In the early days in Crucian Gold’s studio, copper was used to create Brian Bishop’s first finished pieces. Then, as Brian ventured in to working with mostly silver and gold, copper was used in the creative process to practice the details of new designs, which were then handcrafted in silver and gold.
Brian’s son Nathan has returned to our roots, creating finished pieces in copper and brass. “It is fun to work in copper because you can be a little more free to explore and make “mistakes” which often lead to the best discoveries.”
In their teens, Nathan and Ben would come home after school and get in the studio to make Crucian gold designs out of copper to give to friends and family for birthday and holiday gifts.
“I was learning how to make the flower and butterfly designs in copper wire at age 12. My son is 11 now and my daughter is 9. They are both eagerly learning to make some simple copper pieces. My son’s 5th grade class visited with us last week and each child created their own unique copper pendant.”

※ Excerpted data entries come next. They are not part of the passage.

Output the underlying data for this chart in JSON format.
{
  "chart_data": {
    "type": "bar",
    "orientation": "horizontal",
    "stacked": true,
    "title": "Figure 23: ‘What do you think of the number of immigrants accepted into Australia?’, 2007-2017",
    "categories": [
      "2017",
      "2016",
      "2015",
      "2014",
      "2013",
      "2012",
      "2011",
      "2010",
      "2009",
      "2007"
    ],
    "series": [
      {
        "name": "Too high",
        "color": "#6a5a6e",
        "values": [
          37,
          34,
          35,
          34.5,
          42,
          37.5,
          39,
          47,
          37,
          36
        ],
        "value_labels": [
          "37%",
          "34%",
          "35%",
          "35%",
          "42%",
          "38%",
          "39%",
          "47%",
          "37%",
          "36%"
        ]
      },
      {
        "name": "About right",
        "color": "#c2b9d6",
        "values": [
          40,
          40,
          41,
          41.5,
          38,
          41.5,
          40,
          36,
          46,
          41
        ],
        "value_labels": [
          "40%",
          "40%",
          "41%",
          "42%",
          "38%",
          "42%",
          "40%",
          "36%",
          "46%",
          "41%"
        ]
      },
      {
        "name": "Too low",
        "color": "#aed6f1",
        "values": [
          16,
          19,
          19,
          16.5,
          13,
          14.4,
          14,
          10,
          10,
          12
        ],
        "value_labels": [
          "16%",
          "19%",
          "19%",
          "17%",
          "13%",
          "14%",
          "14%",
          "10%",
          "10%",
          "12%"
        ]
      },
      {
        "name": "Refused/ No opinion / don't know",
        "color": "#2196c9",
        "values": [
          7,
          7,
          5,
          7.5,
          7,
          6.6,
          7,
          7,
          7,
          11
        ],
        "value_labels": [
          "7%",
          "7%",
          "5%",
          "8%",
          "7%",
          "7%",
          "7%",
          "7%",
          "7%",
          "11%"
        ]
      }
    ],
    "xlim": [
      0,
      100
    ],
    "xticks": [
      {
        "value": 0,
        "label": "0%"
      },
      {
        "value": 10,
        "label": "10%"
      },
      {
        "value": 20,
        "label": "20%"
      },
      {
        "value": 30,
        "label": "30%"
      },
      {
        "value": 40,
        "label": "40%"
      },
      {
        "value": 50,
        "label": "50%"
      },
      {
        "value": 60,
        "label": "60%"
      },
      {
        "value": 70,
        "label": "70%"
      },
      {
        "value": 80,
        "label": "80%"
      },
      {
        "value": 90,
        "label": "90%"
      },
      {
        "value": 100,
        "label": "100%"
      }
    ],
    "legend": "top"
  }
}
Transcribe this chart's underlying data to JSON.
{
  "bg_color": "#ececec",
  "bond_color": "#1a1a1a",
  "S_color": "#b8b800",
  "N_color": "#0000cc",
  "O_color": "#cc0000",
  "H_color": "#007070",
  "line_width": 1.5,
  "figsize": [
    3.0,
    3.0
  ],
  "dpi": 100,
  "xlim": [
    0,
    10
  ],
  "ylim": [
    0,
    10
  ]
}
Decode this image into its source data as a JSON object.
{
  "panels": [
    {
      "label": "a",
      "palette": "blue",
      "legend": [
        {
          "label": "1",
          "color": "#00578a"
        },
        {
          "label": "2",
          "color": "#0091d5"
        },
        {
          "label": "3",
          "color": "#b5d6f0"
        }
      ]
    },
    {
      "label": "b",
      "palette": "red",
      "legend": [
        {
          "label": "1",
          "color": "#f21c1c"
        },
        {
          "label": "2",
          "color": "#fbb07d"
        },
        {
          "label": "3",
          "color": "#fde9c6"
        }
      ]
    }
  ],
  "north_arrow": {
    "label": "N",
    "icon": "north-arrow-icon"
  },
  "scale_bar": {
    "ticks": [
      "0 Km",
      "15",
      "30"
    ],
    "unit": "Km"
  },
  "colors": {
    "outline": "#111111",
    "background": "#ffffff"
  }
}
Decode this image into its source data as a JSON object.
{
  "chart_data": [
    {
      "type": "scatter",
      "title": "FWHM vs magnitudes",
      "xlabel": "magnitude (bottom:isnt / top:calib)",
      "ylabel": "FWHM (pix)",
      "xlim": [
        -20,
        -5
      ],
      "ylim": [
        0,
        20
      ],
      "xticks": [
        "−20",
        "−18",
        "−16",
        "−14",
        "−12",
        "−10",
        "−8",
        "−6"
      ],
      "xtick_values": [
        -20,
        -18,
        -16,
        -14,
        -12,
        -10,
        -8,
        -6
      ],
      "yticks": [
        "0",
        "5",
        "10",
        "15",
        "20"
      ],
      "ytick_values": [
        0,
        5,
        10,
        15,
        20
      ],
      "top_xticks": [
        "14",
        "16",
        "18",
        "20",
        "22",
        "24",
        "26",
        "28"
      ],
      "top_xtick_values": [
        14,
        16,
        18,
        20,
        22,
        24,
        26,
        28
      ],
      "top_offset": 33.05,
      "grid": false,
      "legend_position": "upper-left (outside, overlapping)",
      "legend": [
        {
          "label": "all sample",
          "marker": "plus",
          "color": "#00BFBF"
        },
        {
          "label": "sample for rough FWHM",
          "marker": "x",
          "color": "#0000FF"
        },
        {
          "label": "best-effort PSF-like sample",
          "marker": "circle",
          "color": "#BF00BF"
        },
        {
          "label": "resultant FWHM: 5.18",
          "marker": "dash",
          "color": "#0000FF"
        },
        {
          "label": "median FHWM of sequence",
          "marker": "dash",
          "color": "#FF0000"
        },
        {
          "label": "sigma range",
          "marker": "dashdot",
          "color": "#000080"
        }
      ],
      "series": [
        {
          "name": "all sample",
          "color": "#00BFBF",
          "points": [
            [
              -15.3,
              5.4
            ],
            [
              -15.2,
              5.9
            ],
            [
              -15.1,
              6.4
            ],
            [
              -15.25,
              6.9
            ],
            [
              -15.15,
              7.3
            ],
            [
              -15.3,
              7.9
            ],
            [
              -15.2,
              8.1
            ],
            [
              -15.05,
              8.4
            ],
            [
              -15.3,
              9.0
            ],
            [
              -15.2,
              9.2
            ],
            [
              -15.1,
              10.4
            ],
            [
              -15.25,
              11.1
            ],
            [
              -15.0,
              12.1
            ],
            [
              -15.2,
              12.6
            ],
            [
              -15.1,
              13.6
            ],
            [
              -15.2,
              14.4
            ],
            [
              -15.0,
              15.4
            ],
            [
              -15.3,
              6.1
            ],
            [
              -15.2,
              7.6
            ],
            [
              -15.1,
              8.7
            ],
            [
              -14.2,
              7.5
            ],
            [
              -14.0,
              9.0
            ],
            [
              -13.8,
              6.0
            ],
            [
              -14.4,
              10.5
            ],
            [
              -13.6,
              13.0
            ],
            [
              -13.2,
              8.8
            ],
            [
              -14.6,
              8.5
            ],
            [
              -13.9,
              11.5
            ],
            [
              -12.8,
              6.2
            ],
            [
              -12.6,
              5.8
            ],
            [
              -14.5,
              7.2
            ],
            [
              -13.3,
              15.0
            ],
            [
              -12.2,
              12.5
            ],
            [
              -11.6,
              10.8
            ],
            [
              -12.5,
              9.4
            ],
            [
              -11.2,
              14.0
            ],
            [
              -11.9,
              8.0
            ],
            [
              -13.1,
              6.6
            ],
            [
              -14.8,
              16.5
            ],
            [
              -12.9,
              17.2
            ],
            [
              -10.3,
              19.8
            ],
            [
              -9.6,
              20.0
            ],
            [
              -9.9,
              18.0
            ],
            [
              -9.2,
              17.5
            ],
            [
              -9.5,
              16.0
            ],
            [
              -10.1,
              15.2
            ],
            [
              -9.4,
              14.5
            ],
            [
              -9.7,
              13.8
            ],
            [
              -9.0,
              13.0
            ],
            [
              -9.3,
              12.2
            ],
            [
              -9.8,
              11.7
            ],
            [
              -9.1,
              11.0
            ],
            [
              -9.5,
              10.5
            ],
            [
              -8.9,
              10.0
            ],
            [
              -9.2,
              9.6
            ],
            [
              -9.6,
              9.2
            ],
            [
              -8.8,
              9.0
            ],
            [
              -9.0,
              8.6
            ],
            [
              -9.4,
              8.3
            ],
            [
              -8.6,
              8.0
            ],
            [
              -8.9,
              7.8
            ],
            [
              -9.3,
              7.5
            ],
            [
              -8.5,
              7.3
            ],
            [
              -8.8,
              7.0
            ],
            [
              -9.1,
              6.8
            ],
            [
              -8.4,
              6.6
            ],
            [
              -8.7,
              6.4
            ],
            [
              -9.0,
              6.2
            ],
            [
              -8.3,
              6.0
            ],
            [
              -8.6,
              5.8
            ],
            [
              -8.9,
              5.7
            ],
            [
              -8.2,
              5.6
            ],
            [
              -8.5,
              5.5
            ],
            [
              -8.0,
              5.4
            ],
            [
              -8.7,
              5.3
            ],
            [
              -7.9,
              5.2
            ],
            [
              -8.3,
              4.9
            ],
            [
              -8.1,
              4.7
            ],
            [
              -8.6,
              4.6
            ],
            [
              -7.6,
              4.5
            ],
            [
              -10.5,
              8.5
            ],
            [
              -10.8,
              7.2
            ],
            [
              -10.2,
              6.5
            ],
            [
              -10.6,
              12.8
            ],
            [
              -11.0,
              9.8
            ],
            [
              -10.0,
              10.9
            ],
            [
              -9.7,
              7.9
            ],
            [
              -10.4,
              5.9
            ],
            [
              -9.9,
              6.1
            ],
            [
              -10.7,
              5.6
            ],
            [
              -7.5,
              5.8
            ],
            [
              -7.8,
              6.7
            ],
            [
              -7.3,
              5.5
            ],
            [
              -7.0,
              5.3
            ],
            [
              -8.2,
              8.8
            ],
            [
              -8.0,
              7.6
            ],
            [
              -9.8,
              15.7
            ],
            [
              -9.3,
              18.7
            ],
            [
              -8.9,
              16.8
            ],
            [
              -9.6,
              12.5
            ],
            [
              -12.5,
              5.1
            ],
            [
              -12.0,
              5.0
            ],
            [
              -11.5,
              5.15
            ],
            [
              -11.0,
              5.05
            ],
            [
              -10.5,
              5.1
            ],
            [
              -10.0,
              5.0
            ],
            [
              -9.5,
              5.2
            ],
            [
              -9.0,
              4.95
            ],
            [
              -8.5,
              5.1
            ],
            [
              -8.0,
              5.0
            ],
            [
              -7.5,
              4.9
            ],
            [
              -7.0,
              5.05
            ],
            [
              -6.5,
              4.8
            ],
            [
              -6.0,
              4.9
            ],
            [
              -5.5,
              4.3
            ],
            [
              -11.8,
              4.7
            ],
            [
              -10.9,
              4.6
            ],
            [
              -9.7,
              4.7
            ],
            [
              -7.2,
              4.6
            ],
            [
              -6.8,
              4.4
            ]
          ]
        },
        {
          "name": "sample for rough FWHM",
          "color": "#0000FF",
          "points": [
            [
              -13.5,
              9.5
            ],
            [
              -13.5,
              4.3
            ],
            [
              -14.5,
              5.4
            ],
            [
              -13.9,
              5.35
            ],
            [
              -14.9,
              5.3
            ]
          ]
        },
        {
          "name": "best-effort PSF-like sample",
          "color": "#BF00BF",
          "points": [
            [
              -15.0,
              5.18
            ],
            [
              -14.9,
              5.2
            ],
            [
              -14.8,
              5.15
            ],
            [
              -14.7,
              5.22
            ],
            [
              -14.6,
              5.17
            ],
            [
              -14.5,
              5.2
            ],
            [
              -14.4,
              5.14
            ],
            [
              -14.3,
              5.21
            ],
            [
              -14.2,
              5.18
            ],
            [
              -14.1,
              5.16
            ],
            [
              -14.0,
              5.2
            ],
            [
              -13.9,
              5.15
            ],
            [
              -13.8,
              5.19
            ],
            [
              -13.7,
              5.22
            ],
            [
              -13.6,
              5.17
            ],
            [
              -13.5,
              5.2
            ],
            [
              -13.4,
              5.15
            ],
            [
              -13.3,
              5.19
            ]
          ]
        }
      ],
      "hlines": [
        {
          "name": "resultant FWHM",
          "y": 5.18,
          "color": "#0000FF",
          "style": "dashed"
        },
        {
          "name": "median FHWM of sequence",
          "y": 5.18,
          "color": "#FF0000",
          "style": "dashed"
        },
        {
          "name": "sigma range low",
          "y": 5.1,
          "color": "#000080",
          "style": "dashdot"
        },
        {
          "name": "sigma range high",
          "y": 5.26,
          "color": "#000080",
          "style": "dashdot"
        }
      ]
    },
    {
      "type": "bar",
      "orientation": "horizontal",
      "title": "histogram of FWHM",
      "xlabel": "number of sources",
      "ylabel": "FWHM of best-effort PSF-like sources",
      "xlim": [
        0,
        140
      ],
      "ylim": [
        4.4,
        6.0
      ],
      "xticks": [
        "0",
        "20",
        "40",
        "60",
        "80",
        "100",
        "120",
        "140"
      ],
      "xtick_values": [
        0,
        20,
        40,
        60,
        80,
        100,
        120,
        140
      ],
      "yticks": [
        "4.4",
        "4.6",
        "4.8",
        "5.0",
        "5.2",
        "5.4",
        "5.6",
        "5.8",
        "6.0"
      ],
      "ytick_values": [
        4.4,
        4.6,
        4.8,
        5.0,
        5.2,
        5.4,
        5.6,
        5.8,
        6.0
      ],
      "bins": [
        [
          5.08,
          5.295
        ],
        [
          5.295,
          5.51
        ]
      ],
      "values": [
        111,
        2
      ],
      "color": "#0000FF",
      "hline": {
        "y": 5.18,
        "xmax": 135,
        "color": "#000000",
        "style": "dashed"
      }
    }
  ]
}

A Little History of Copper Jewelry
Copper, named from the Roman supply source on the Island of Cyprus, was the first metal discovered by Prehistoric Man between 10,000 and 13,000 years ago. Copper beads dating to 9000 BC have been discovered in parts of modern day Iran. Evidence of the Egyptian's use of copper has been found in household items such as pottery cooking pots. The Egyptians were the first to create Bronze, an alloy of tin and copper, and Brass, an alloy of zinc and copper. These inventions created many possibilities, and paved the way to modern Civilization.
Copper's use in pre-Columbian America happened about the same time Egyptians were mining natural copper. The earliest copper items found in this area are beads and earrings. Early Native American metalwork consisted of hammered and etched copper pendants and earrings, and formed copper beads.
Healing Properties of Copper
Traditional healers base their belief in Copper’s power to heal the mind and body based on the metal’s energy conducting properties. Even recently, Copper’s use as a healing agent began to increase. People who believe in its power esteem it as a very powerful assistant with arthritic and rheumatic diseases, but also look to it for its healing properties in improving the circulation of blood, increasing energy, detoxification, reducing inflammation, stabilizing metabolism and improving oxygen use.